My son Jack turns nine today at 5:03 pm. He was actually born at 2:03. But that was in Walnut Creek, CA. Having to wait those extra three hours for an age change is one of the downsides of escaping San Francisco’s ludicrously high cost of living.
JACK: “I think we should have a Hammer style dance contest for my birthday festival.”
ME: “it’s now a festival?”
He’s always been a tad grandiose, but original. I’m glad we have him. He makes me smile at least 27 times a day. And I’m still in disbelief at how normal he and his brother seem to be turning out despite my own messed-up-edness.
In fact, the primary reason that Jack exists is because I was terrified that I’d be a complete failure as a parent. And if Andrew had a sibling to share his misery with, he’d be less likely to become a serial killer.*
My husband James already had three precious, but much older daughters, plus our older son Andrew. Outside of income tax purposes, he didn’t see the need to add to the collection.
But I couldn’t shake the preoccupation of my own childhood loneliness and depression being passed down to Andrew.** And in my unreasonable mind, only a sibling could fix that, or at least give Andrew someone to eat Christmas dinner with and argue about whose turn it was to visit me in prison.
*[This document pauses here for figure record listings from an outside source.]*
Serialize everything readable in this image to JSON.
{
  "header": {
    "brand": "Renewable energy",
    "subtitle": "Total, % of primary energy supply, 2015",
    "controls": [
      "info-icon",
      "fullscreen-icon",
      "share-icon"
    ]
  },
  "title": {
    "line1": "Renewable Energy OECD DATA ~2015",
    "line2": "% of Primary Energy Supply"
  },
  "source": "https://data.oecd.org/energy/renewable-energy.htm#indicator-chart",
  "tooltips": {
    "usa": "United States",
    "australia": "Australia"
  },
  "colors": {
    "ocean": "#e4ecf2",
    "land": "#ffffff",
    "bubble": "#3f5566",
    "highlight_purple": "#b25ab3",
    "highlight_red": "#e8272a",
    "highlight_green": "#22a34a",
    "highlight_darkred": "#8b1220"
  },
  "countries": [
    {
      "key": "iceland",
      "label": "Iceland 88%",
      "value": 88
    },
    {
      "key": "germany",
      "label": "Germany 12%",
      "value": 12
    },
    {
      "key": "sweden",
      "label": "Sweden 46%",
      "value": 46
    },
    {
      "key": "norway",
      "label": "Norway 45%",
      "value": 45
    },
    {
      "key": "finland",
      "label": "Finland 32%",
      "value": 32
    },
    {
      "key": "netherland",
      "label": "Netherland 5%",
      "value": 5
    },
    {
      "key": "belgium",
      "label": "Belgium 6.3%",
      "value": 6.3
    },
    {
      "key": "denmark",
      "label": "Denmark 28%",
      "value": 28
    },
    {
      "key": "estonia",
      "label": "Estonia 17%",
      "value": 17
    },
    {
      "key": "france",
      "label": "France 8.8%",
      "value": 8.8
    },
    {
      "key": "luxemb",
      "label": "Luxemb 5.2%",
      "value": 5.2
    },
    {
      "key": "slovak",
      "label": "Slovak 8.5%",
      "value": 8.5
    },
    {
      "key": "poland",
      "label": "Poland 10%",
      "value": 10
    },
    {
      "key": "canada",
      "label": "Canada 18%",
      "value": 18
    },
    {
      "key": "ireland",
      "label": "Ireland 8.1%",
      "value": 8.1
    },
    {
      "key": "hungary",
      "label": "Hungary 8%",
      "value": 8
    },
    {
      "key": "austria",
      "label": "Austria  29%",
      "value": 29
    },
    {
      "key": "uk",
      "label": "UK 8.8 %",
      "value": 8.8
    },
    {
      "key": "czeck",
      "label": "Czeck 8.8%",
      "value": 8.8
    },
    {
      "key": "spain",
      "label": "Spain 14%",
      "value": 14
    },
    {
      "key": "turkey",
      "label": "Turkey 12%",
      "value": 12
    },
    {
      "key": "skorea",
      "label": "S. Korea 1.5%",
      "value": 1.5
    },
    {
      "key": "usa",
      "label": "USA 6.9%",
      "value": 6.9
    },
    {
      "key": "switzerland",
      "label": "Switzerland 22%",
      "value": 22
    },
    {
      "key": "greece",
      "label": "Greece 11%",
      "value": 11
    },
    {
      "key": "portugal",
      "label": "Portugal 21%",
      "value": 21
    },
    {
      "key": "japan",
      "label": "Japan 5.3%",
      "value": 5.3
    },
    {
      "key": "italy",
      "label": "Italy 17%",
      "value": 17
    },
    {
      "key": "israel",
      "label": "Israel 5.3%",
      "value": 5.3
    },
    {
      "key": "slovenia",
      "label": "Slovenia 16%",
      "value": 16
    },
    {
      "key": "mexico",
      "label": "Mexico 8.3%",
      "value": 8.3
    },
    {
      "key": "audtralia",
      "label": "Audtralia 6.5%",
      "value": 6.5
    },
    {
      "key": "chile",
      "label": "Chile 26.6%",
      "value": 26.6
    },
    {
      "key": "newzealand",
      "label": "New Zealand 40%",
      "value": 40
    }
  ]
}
James and I fought about having another baby at least once a week, sometimes more depending on the lunar cycle. I nagged. He ignored. I cried and begged. He drank. It went on for nearly two years.
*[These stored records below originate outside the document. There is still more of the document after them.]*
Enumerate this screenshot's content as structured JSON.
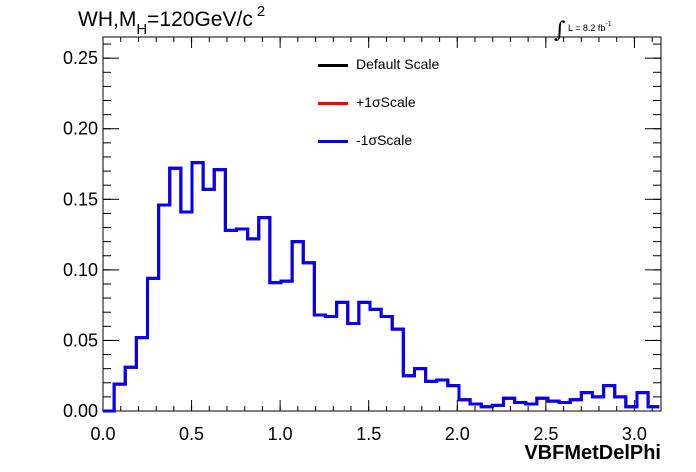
{
  "header": {
    "title_prefix": "WH,M",
    "title_sub": "H",
    "title_value": "=120GeV/c",
    "title_sup": "2",
    "lumi_symbol": "∫",
    "lumi_text": "L = 8.2 fb",
    "lumi_sup": "-1"
  },
  "chart_data": {
    "type": "line",
    "title": "WH,M_H=120GeV/c^2",
    "xlabel": "VBFMetDelPhi",
    "ylabel": "",
    "xlim": [
      0.0,
      3.15
    ],
    "ylim": [
      0.0,
      0.265
    ],
    "xticks": [
      "0.0",
      "0.5",
      "1.0",
      "1.5",
      "2.0",
      "2.5",
      "3.0"
    ],
    "yticks": [
      "0.00",
      "0.05",
      "0.10",
      "0.15",
      "0.20",
      "0.25"
    ],
    "bin_width": 0.0628,
    "x_start": 0.0,
    "legend": [
      "Default Scale",
      "+1σScale",
      "-1σScale"
    ],
    "legend_position": "top-center",
    "series": [
      {
        "name": "Default Scale",
        "color": "#000000",
        "values": [
          0.0,
          0.019,
          0.031,
          0.052,
          0.094,
          0.146,
          0.172,
          0.141,
          0.176,
          0.157,
          0.171,
          0.128,
          0.129,
          0.122,
          0.137,
          0.091,
          0.092,
          0.12,
          0.105,
          0.068,
          0.067,
          0.077,
          0.062,
          0.077,
          0.072,
          0.067,
          0.058,
          0.025,
          0.03,
          0.021,
          0.022,
          0.018,
          0.008,
          0.005,
          0.003,
          0.004,
          0.009,
          0.006,
          0.005,
          0.009,
          0.007,
          0.006,
          0.008,
          0.013,
          0.01,
          0.018,
          0.01,
          0.003,
          0.013,
          0.003
        ]
      },
      {
        "name": "+1σScale",
        "color": "#ff0000",
        "values": [
          0.0,
          0.019,
          0.031,
          0.052,
          0.094,
          0.146,
          0.172,
          0.141,
          0.176,
          0.157,
          0.171,
          0.128,
          0.129,
          0.122,
          0.137,
          0.091,
          0.092,
          0.12,
          0.105,
          0.068,
          0.067,
          0.077,
          0.062,
          0.077,
          0.072,
          0.067,
          0.058,
          0.025,
          0.03,
          0.021,
          0.022,
          0.018,
          0.008,
          0.005,
          0.003,
          0.004,
          0.009,
          0.006,
          0.005,
          0.009,
          0.007,
          0.006,
          0.008,
          0.013,
          0.01,
          0.018,
          0.01,
          0.003,
          0.013,
          0.003
        ]
      },
      {
        "name": "-1σScale",
        "color": "#0000ff",
        "values": [
          0.0,
          0.019,
          0.031,
          0.052,
          0.094,
          0.146,
          0.172,
          0.141,
          0.176,
          0.157,
          0.171,
          0.128,
          0.129,
          0.122,
          0.137,
          0.091,
          0.092,
          0.12,
          0.105,
          0.068,
          0.067,
          0.077,
          0.062,
          0.077,
          0.072,
          0.067,
          0.058,
          0.025,
          0.03,
          0.021,
          0.022,
          0.018,
          0.008,
          0.005,
          0.003,
          0.004,
          0.009,
          0.006,
          0.005,
          0.009,
          0.007,
          0.006,
          0.008,
          0.013,
          0.01,
          0.018,
          0.01,
          0.003,
          0.013,
          0.003
        ]
      }
    ]
  }
}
Returning from a vacation to Mount Rushmore, my neurosis finally won the battle.
(this sentence makes it sound like only my neurosis was on vacation. That’d be cool if you could send your character defects away for a while. I’d be more than happy to pack its bags, buy the ticket and drive it to the airport.)
Anyway, if you’ve ever been to the Denver airport, you know that it’s an excruciatingly long marathon of moving walkways. One after another, after another, after another, until two years have passed and you’ve slowly walked to Jupiter and back.
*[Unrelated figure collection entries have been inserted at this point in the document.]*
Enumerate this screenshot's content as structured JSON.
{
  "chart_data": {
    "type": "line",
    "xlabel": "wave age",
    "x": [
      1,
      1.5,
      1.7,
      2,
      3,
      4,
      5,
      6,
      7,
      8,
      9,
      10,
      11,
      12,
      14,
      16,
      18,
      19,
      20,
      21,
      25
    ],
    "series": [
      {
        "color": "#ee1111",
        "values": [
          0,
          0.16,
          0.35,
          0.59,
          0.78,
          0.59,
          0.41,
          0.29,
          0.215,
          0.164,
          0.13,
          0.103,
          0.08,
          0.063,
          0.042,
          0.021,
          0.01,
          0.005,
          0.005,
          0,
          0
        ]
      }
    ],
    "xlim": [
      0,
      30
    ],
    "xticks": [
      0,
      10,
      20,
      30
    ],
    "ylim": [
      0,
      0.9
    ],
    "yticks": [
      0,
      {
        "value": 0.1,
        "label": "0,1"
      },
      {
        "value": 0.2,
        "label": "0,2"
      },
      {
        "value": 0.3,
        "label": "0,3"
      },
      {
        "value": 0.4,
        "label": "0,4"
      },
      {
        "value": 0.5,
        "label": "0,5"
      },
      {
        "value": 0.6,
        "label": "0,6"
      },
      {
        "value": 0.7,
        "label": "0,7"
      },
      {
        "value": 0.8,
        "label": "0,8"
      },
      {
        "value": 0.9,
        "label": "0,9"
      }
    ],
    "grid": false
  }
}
It was on walkway number 47 that I craftily introduced the baby subject once again. Unable to escape from between his insufferable wife and a Branson, Missouri bound couple who were wider than they were tall, James finally snapped.
ME: (sounding like an addict in need of a fix.) “Honey, Andrew just can’t be an only child.*** Please, just one more. Just ONE.”
I didn’t expect James to answer. He never did. Even today he rarely does.
I was wrong.
JAMES: (in a booming voice that shook the entire airport, the planes in midair and probably the city of Denver.)
“YOU WANT ANOTHER KID, FINE!!!!! YOU CAN HAVE ANOTHER KID. NOW DON’T SAY ANYTHING ELSE!! ….EVER!!!!”
A post-earthquake silence hung in the air.
“thank you.” I croaked in my smallest voice.****
The Branson bound couple put down their buffet guides and looked at us for a long second, not sure whether to offer congratulations or put in an advance call to DFACS.
This story has a happy ending…. or a happy “so far.” James didn’t yell anymore and warmed up to the idea of another baby. He started referring to Jack as his protege even while he was still in utero.
My kids don’t seem to have any of the problems I had growing up. They’re confident, light-hearted and not in the least bit socially awkward. As a person diagnosed with clinical depression at age 10, I’m so humbly grateful that they’re not following in my footsteps.
And Happy Birthday, Jack Weight. Funny how no one ever just calls him Jack. It’s always Jack Weight…sure is great. Hey, that rhymed.
*If Dexter Morgan and his brother Brian had been raised together, they’d have turned out to be perfectly normal fathers of four with regular jobs that didn’t involve blood spatters and prosthetic limb construction. Darn you, Harry, for ruining that. (From the Showtime series Dexter.)
**Even though I had siblings. Go figure.
***Having siblings or not having siblings isn’t a good indicator of emotional well-being.
****No, Jack was not conceived at the Denver airport. Dallas-Fort Worth is much more romantic.